Donde está la Universidad del Sagrado Corazón (USC), en Santurce, había un colegio católico que se llamaba Las Madres.

Guiadas por monjas y maestras, allí estudiaron y se formaron miles de mujeres puertorriqueñas desde 1880 hasta 1970, cuando el colegio cerró sus puertas.

Aunque han pasado 50 años del cierre de la institución, precursora de la USC, aún viven los recuerdos y la nostalgia en el corazón de muchas de las mujeres que estudiaron allí.

La semana pasada, conmemorando aquellos años de infancia y adolescencia, un grupo de exalumnas del colegio reafirmó su compromiso con lo que fue su lugar de formación académica y espiritual, sembrando un bosque de ausubos en el patio del Teatro Emilio S. Belaval de la USC.

Unos 40 ausubos fueron plantados por más de 50 exalumnas de Las Madres.
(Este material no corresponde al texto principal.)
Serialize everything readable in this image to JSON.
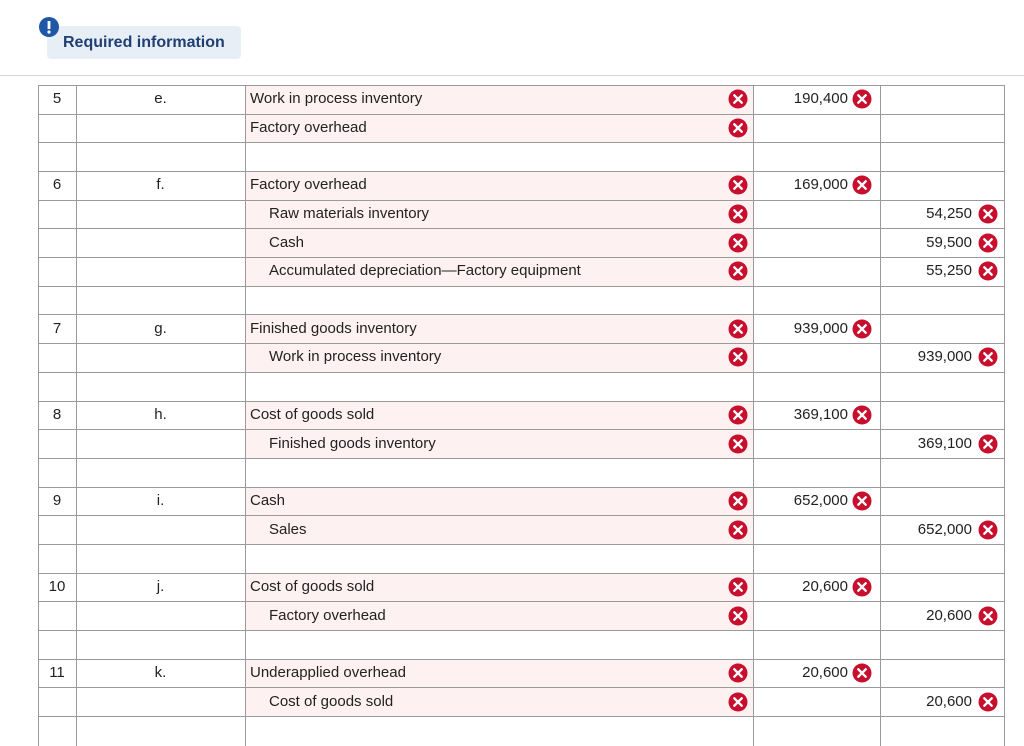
{
  "notice": {
    "label": "Required information"
  },
  "entries": [
    {
      "number": "5",
      "letter": "e.",
      "lines": [
        {
          "account": "Work in process inventory",
          "debit": "190,400"
        },
        {
          "account": "Factory overhead"
        }
      ]
    },
    {
      "number": "6",
      "letter": "f.",
      "lines": [
        {
          "account": "Factory overhead",
          "debit": "169,000"
        },
        {
          "account": "Raw materials inventory",
          "indent": true,
          "credit": "54,250"
        },
        {
          "account": "Cash",
          "indent": true,
          "credit": "59,500"
        },
        {
          "account": "Accumulated depreciation—Factory equipment",
          "indent": true,
          "credit": "55,250"
        }
      ]
    },
    {
      "number": "7",
      "letter": "g.",
      "lines": [
        {
          "account": "Finished goods inventory",
          "debit": "939,000"
        },
        {
          "account": "Work in process inventory",
          "indent": true,
          "credit": "939,000"
        }
      ]
    },
    {
      "number": "8",
      "letter": "h.",
      "lines": [
        {
          "account": "Cost of goods sold",
          "debit": "369,100"
        },
        {
          "account": "Finished goods inventory",
          "indent": true,
          "credit": "369,100"
        }
      ]
    },
    {
      "number": "9",
      "letter": "i.",
      "lines": [
        {
          "account": "Cash",
          "debit": "652,000"
        },
        {
          "account": "Sales",
          "indent": true,
          "credit": "652,000"
        }
      ]
    },
    {
      "number": "10",
      "letter": "j.",
      "lines": [
        {
          "account": "Cost of goods sold",
          "debit": "20,600"
        },
        {
          "account": "Factory overhead",
          "indent": true,
          "credit": "20,600"
        }
      ]
    },
    {
      "number": "11",
      "letter": "k.",
      "lines": [
        {
          "account": "Underapplied overhead",
          "debit": "20,600"
        },
        {
          "account": "Cost of goods sold",
          "indent": true,
          "credit": "20,600"
        }
      ]
    }
  ]
}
Los árboles fueron bendecidos por el arzobispo de San Juan, Roberto González Nieves, ante la presencia del presidente de la USC, Gilberto Marxuach Torros.
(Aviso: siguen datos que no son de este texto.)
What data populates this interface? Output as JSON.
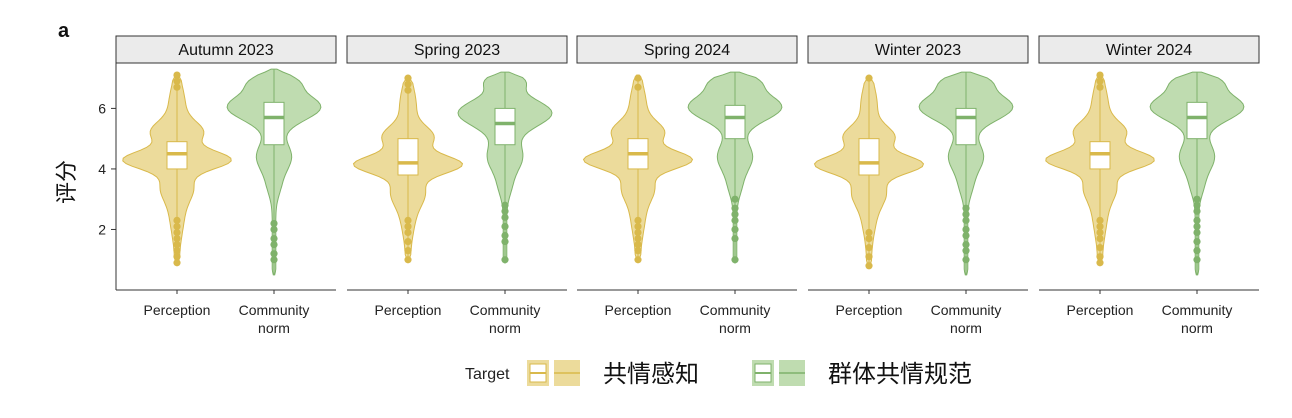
{
  "panel_letter": "a",
  "legend": {
    "title": "Target",
    "items": [
      {
        "label": "共情感知"
      },
      {
        "label": "群体共情规范"
      }
    ]
  },
  "colors": {
    "perception_fill": "#ecdb9b",
    "perception_line": "#d9b94b",
    "norm_fill": "#bfdcb0",
    "norm_line": "#7fb26b",
    "strip_fill": "#ebebeb"
  },
  "chart_data": {
    "type": "violin",
    "ylabel": "评分",
    "ylim": [
      0,
      7.5
    ],
    "yticks": [
      2,
      4,
      6
    ],
    "categories": [
      {
        "key": "perception",
        "label_lines": [
          "Perception"
        ]
      },
      {
        "key": "norm",
        "label_lines": [
          "Community",
          "norm"
        ]
      }
    ],
    "panels": [
      {
        "title": "Autumn 2023",
        "perception": {
          "min": 0.9,
          "max": 7.1,
          "q1": 4.0,
          "median": 4.5,
          "q3": 4.9,
          "outliers": [
            7.1,
            6.9,
            6.7,
            2.3,
            2.1,
            1.9,
            1.7,
            1.5,
            1.3,
            1.1,
            0.9
          ]
        },
        "norm": {
          "min": 0.5,
          "max": 7.3,
          "q1": 4.8,
          "median": 5.7,
          "q3": 6.2,
          "outliers": [
            2.2,
            2.0,
            1.7,
            1.5,
            1.2,
            1.0
          ]
        }
      },
      {
        "title": "Spring 2023",
        "perception": {
          "min": 1.0,
          "max": 7.0,
          "q1": 3.8,
          "median": 4.2,
          "q3": 5.0,
          "outliers": [
            7.0,
            6.8,
            6.6,
            2.3,
            2.1,
            1.9,
            1.6,
            1.3,
            1.0
          ]
        },
        "norm": {
          "min": 0.9,
          "max": 7.2,
          "q1": 4.8,
          "median": 5.5,
          "q3": 6.0,
          "outliers": [
            2.8,
            2.6,
            2.4,
            2.1,
            1.8,
            1.6,
            1.0
          ]
        }
      },
      {
        "title": "Spring 2024",
        "perception": {
          "min": 1.0,
          "max": 7.1,
          "q1": 4.0,
          "median": 4.5,
          "q3": 5.0,
          "outliers": [
            7.0,
            6.7,
            2.3,
            2.1,
            1.9,
            1.7,
            1.5,
            1.3,
            1.0
          ]
        },
        "norm": {
          "min": 0.9,
          "max": 7.2,
          "q1": 5.0,
          "median": 5.7,
          "q3": 6.1,
          "outliers": [
            3.0,
            2.7,
            2.5,
            2.3,
            2.0,
            1.7,
            1.0
          ]
        }
      },
      {
        "title": "Winter 2023",
        "perception": {
          "min": 0.8,
          "max": 7.0,
          "q1": 3.8,
          "median": 4.2,
          "q3": 5.0,
          "outliers": [
            7.0,
            1.9,
            1.7,
            1.4,
            1.1,
            0.8
          ]
        },
        "norm": {
          "min": 0.5,
          "max": 7.2,
          "q1": 4.8,
          "median": 5.7,
          "q3": 6.0,
          "outliers": [
            2.7,
            2.5,
            2.3,
            2.0,
            1.8,
            1.5,
            1.3,
            1.0
          ]
        }
      },
      {
        "title": "Winter 2024",
        "perception": {
          "min": 0.9,
          "max": 7.1,
          "q1": 4.0,
          "median": 4.5,
          "q3": 4.9,
          "outliers": [
            7.1,
            6.9,
            6.7,
            2.3,
            2.1,
            1.9,
            1.7,
            1.4,
            1.1,
            0.9
          ]
        },
        "norm": {
          "min": 0.5,
          "max": 7.2,
          "q1": 5.0,
          "median": 5.7,
          "q3": 6.2,
          "outliers": [
            3.0,
            2.8,
            2.6,
            2.3,
            2.1,
            1.9,
            1.6,
            1.3,
            1.0
          ]
        }
      }
    ],
    "grid": false,
    "legend_position": "bottom"
  }
}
“Los árboles de este bosque serán los mejores cuentistas de nuestras historias y valores para las generaciones de estudiantes por venir”, expresó Roxana Matienzo, exalumna y líder del Team Ausubo 2020. “Sembramos ausubos por ser árboles endémicos de las Antillas, que pueden crecer hasta 100 pies de alto. Son árboles que resisten los embates del tiempo, codiciados por su madera noble, fina y fuerte, símbolos de nuestra formación y una manera de ayudar a nuestro planeta”, recalcó.

Por su parte, Marxuach Torrós indicó que esa iniciativa es reflejo de un grupo de mujeres valientes y emprendedoras que forman parte de una gran gesta educativa que el próximo 10 de abril cumple 140 años de fundación en Puerto Rico. “Aquí tenemos el fruto de esas semillas con raíces profundas y, por eso, ha perdurado. Este bosque es un recordatorio de lo que es el Sagrado Corazón”, puntualizó.